DE LA MÉGALOMANIE AUX CATACLYSMES ÉCOLOGIQUES

L'on peut toujours se vanter d'être le président du pays le plus riche et plus puissant au monde, se permettant même de menacer militairement des pays souverains, tels la Corée du Nord et le Venezuela, mais devant les conséquences exprimées souvent brutalement en réponse à notre sens d'irresponsabilité et d'insouciance envers la nature, la richesse de même que la puissance militaire ne peuvent que déposer les armes. Pourtant, telles des bactéries dans une boite de Petri, nous vivons sur une planète limitée dont la production de la richesse et l'industrie militaire constituent justement les causes les plus sérieuses de pollution et de dégradation. Mais au-delà de cette tendance mégalomane dominatrice s'exprimant toujours sans parcimonie, le refus de s'associer à la mouvance globale, plus rationnelle, en vue de protéger notre « maison commune » risque de nous mener droit dans l’abîme.
Une étude publiée au début d'août 2017 dans la revue américaine Science Advances indique que des millions de personnes vivant en Asie du Sud, région qui abrite environ un cinquième de l'humanité et qui subit déjà les conséquences des moussons de plus en plus dévastatrices, sont confrontées à une menace de chaleur et d'humidité provoquée par le réchauffement climatique. Ainsi, si aucune mesure corrective n'est prise à temps, d'ici 2100, la majeure partie de l'Inde, du Pakistan, du Népal, du Bangladesh, etc, connaîtra des températures proches de la limite de survie. Et, à partir de 2100, selon des chercheurs hawaïens, 74% de la population mondiale serait exposée à des vagues de chaleur, à l’instar de la canicule française de 2003. Or, les émissions des gaz à effet de serre représentent, à elles seules, 60% de notre empreinte écologique globale.
 Mais la biodiversité dans son ensemble est aujourd'hui concernée ; une étude de la revue Proceedings of the National Academy of Sciences publiée en juillet dernier faisant même état du phénomène de « l'anéantissement biologique » de bon nombre d'espèces animales et végétales.

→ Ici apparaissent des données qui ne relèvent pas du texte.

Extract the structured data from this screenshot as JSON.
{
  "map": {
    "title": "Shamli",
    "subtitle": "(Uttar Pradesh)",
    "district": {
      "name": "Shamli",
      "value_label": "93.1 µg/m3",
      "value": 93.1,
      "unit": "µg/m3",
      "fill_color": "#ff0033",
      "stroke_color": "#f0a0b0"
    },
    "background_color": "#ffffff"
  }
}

Selon la FAO d'ailleurs, plus de 90% de la diversité agricole qui existait au début du 20e siècle ont, tout bonnement, disparu. En ce qu’il s’agit des vertébrés, plus de 30% des espèces sont en déclin, à la fois en termes de population et de répartition géographique. Quant aux mammifères, s'ils ont perdu plus d'un tiers de leur habitat original, c'est principalement dû aux activités démesurées de l'homme que ce soit en matière de consommation, d'habitation ou d'industrialisation. L'agriculture, à elle seule par exemple, occupe environ un tiers de la surface terrestre totale, est la cause de 80% de la déforestation mondiale et pèse pour 70% de la consommation d'eau. Bref, l'érosion de la biodiversité ces jours-ci est la pire depuis la disparition en masse des espèces sur la Terre, incluant les dinosaures non aviaires, provoquée par l'impact d'un météore géant 66 millions d'années de cela.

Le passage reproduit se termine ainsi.